Frozen Chosen: Looks like government vs the private sector to me.

I'm assuming these are donations from individuals at those organizations rather than the organization itself?  I can't imagine public entities like the U of CA donating to political campaigns - maybe I'm naive? · 9 hours ago

Yeah. Likewise the State Department and Microsoft. MS gives to Obama because.... well, who would you expect a bunch of rich young single dudes in Seattle to donate to?

James Of England

Jager

Trace Urdan:   I doubt that if his "political activism" had been in the service of eradicating child slavery....

Could you please tell me who in America is advocating on behalf of child slavery?

Any disagreement with the political activity and methods of a gay person makes you anti-gay.

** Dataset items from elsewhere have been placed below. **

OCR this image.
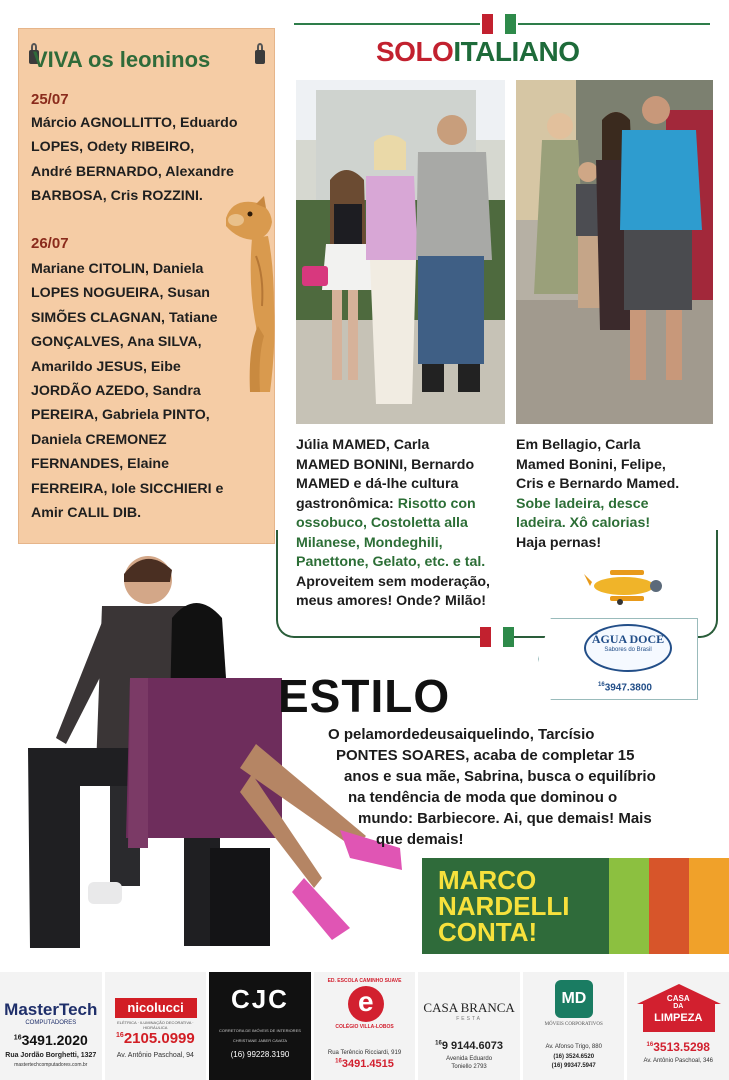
VIVA os leoninos
25/07
Márcio AGNOLLITTO, Eduardo
LOPES, Odety RIBEIRO,
André BERNARDO, Alexandre
BARBOSA, Cris ROZZINI.
26/07
Mariane CITOLIN, Daniela
LOPES NOGUEIRA, Susan
SIMÕES CLAGNAN, Tatiane
GONÇALVES, Ana SILVA,
Amarildo JESUS, Eibe
JORDÃO AZEDO, Sandra
PEREIRA, Gabriela PINTO,
Daniela CREMONEZ
FERNANDES, Elaine
FERREIRA, Iole SICCHIERI e
Amir CALIL DIB.
SOLOITALIANO
Júlia MAMED, Carla
MAMED BONINI, Bernardo
MAMED e dá-lhe cultura
gastronômica: Risotto con
ossobuco, Costoletta alla
Milanese, Mondeghili,
Panettone, Gelato, etc. e tal.
Aproveitem sem moderação,
meus amores! Onde? Milão!
Em Bellagio, Carla
Mamed Bonini, Felipe,
Cris e Bernardo Mamed.
Sobe ladeira, desce
ladeira. Xô calorias!
Haja pernas!
ÁGUA DOCE
Sabores do Brasil
$^{16}$3947.3800
ESTILO
O pelamordedeusaiquelindo, Tarcísio
PONTES SOARES, acaba de completar 15
anos e sua mãe, Sabrina, busca o equilíbrio
na tendência de moda que dominou o
mundo: Barbiecore. Ai, que demais! Mais
que demais!
MARCO
NARDELLI
CONTA!
MasterTech
COMPUTADORES
$^{16}$3491.2020
Rua Jordão Borghetti, 1327
mastertechcomputadores.com.br
nicolucci
ELÉTRICA · ILUMINAÇÃO DECORATIVA · HIDRÁULICA
$^{16}$2105.0999
Av. Antônio Paschoal, 94
CJC
CORRETORA DE IMÓVEIS DE INTERIORES
CHRISTIANE JABER CAVATA
(16) 99228.3190
ED. ESCOLA CAMINHO SUAVE
e
COLÉGIO VILLA-LOBOS
Rua Terêncio Ricciardi, 919
$^{16}$3491.4515
CASA BRANCA
FESTA
$^{16}$9 9144.6073
Avenida Eduardo
Toniello 2793
MD
MÓVEIS CORPORATIVOS
Av. Afonso Trigo, 880
(16) 3524.6520
(16) 99347.5947
CASA
DA
LIMPEZA
$^{16}$3513.5298
Av. Antônio Paschoal, 346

There are plenty of folks who oppose Alien Tort Claims Act abuse, and that opposition makes it more difficult for child slavery activists. Likewise, there's a bunch of people who support the right of clothing manufacturers to outsource labor, which means opposing the activities of media outlets like the BBC which fabricate child slavery slurs to attack them. (And, because the BBC dominates entertainment as well as news, and unlike Murdoch doesn't speak with different voices through different media, they backed up the documentary with dramas that referenced it, even after they'd admitted wrongdoing with the documentary). I can't think of a non-ATCA child slavery protection cause in the US, but I'd certainly adopt a rebuttable presumption that any child slavery opponent I was introduced to as such was involved in reprehensible activity.

James Of England

One obvious word to use would be "jobs". The claim that he didn't create thousands upon thousands of the things is just absurd. There were jobs lost, too, but a couple of orders of magnitude fewer. Arguing that creating wealth is good concedes the point to the hard left/ Newt.

Obviously, the aim was to produce wealth, but it turns out that in a capitalist system, most of the ways to produce wealth for John Doe also produce wealth for people who are not John.

James Of England

Joseph Stanko

Katie O:

By your own beliefs, then, an exclusive homosexual relationship is the lesser of two evils.  It reminds me of a line from the movie Moneyball:

Q: Would you rather be shot once in the head, or five times in the chest and bleed to death?

A: Are those my only two options?

While I don't dispute your choice between the two options, there are other options.  I object to equating the lesser of the two evils with the great good of marriage.  And I don't think holding up a lesser evil as a model for a class of people struggling with powerful temptations is ultimately in their best interests. · 1 hour ago

It seems appropriate to note that St. Paul treats marriage as the lesser of two evils; it is better to marry than to burn, but celibacy is better than either of those two things. I'm super grateful for marriage, but I think the precedent makes it hard to object to the logical structure.